North Korea has again come out with its usual rhetoric, threatening Japan with “fiery lightning” if it maintains its pursuit to lift its self-imposed collective self-defense ban, as prescribed in its pacifist post-WWII constitution. The threat was published in the North’s main newspaper – the Rodong Sinmun – in an article that claimed Japan’s move to exercise the right of collective self-defense is tantamount to reviving its past militarism and expansion, flexing its military muscle and invading countries again.

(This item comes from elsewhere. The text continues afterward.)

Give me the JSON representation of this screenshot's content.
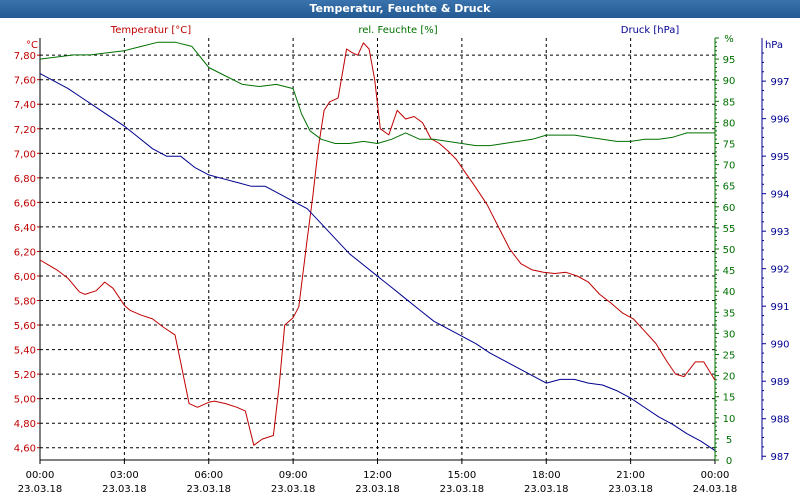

“Japan should keep in mind that it could be the first hit by a fiery lightning in case of conflict,” the newspaper article said, seeming to refer to a military strike on the country. As per usual, there was no clarification from Pyongyang if it indeed intended to strike Japan in case of a conflict. More generally, the article also warned that the Asia-Pacific region could be plunged into a state of war if Japan continues on its path to exercising the right to collective self-defense.

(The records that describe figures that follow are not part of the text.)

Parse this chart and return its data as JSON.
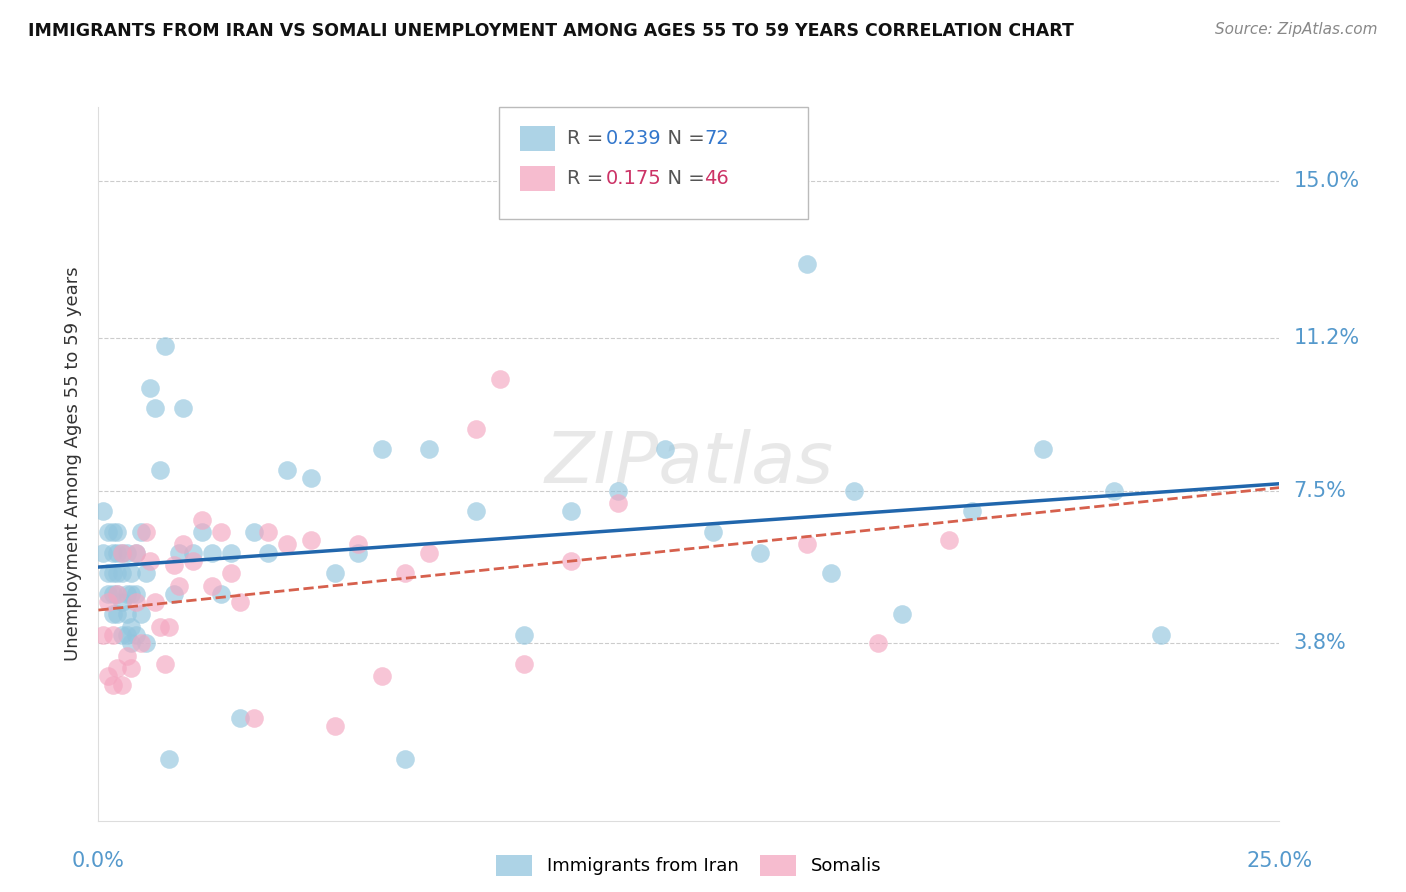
{
  "title": "IMMIGRANTS FROM IRAN VS SOMALI UNEMPLOYMENT AMONG AGES 55 TO 59 YEARS CORRELATION CHART",
  "source": "Source: ZipAtlas.com",
  "ylabel": "Unemployment Among Ages 55 to 59 years",
  "ytick_labels": [
    "3.8%",
    "7.5%",
    "11.2%",
    "15.0%"
  ],
  "ytick_values": [
    0.038,
    0.075,
    0.112,
    0.15
  ],
  "xmin": 0.0,
  "xmax": 0.25,
  "ymin": -0.005,
  "ymax": 0.168,
  "iran_R": 0.239,
  "iran_N": 72,
  "somali_R": 0.175,
  "somali_N": 46,
  "iran_color": "#92c5de",
  "somali_color": "#f4a6c0",
  "iran_line_color": "#2166ac",
  "somali_line_color": "#d6604d",
  "background_color": "#ffffff",
  "grid_color": "#cccccc",
  "iran_x": [
    0.001,
    0.001,
    0.002,
    0.002,
    0.002,
    0.003,
    0.003,
    0.003,
    0.003,
    0.003,
    0.004,
    0.004,
    0.004,
    0.004,
    0.004,
    0.005,
    0.005,
    0.005,
    0.005,
    0.006,
    0.006,
    0.006,
    0.006,
    0.007,
    0.007,
    0.007,
    0.007,
    0.008,
    0.008,
    0.008,
    0.009,
    0.009,
    0.01,
    0.01,
    0.011,
    0.012,
    0.013,
    0.014,
    0.015,
    0.016,
    0.017,
    0.018,
    0.02,
    0.022,
    0.024,
    0.026,
    0.028,
    0.03,
    0.033,
    0.036,
    0.04,
    0.045,
    0.05,
    0.055,
    0.06,
    0.065,
    0.07,
    0.08,
    0.09,
    0.1,
    0.11,
    0.12,
    0.13,
    0.14,
    0.15,
    0.155,
    0.16,
    0.17,
    0.185,
    0.2,
    0.215,
    0.225
  ],
  "iran_y": [
    0.06,
    0.07,
    0.05,
    0.055,
    0.065,
    0.045,
    0.05,
    0.055,
    0.06,
    0.065,
    0.045,
    0.05,
    0.055,
    0.06,
    0.065,
    0.04,
    0.048,
    0.055,
    0.06,
    0.04,
    0.045,
    0.05,
    0.06,
    0.038,
    0.042,
    0.05,
    0.055,
    0.04,
    0.05,
    0.06,
    0.045,
    0.065,
    0.038,
    0.055,
    0.1,
    0.095,
    0.08,
    0.11,
    0.01,
    0.05,
    0.06,
    0.095,
    0.06,
    0.065,
    0.06,
    0.05,
    0.06,
    0.02,
    0.065,
    0.06,
    0.08,
    0.078,
    0.055,
    0.06,
    0.085,
    0.01,
    0.085,
    0.07,
    0.04,
    0.07,
    0.075,
    0.085,
    0.065,
    0.06,
    0.13,
    0.055,
    0.075,
    0.045,
    0.07,
    0.085,
    0.075,
    0.04
  ],
  "somali_x": [
    0.001,
    0.002,
    0.002,
    0.003,
    0.003,
    0.004,
    0.004,
    0.005,
    0.005,
    0.006,
    0.007,
    0.008,
    0.008,
    0.009,
    0.01,
    0.011,
    0.012,
    0.013,
    0.014,
    0.015,
    0.016,
    0.017,
    0.018,
    0.02,
    0.022,
    0.024,
    0.026,
    0.028,
    0.03,
    0.033,
    0.036,
    0.04,
    0.045,
    0.05,
    0.055,
    0.06,
    0.065,
    0.07,
    0.08,
    0.085,
    0.09,
    0.1,
    0.11,
    0.15,
    0.165,
    0.18
  ],
  "somali_y": [
    0.04,
    0.03,
    0.048,
    0.028,
    0.04,
    0.032,
    0.05,
    0.028,
    0.06,
    0.035,
    0.032,
    0.048,
    0.06,
    0.038,
    0.065,
    0.058,
    0.048,
    0.042,
    0.033,
    0.042,
    0.057,
    0.052,
    0.062,
    0.058,
    0.068,
    0.052,
    0.065,
    0.055,
    0.048,
    0.02,
    0.065,
    0.062,
    0.063,
    0.018,
    0.062,
    0.03,
    0.055,
    0.06,
    0.09,
    0.102,
    0.033,
    0.058,
    0.072,
    0.062,
    0.038,
    0.063
  ]
}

Japan’s self-imposed ban to exercising the right to collective self-defense has been a topic of discussion between the U.S. and Japan, especially in the recent visit of U.S. President Barack Obama to Tokyo. In April, the White House published a joint statement with Japan voicing its support for Japan in this matter. “The United States welcomes and supports Japan’s consideration of the matter of exercising the right of collective self-defense,” the U.S. government said in the statement. Japan’s regional neighbors have voiced out their negative feelings about the move. South Korea argues that it is desirable for Japan to keep an exclusively defensive posture. China has always been vocal about Japanese Prime Minister Shinzo Abe’s tendency towards nationalism, saying that it could lead to a revival in Japan of its past aggressive posture.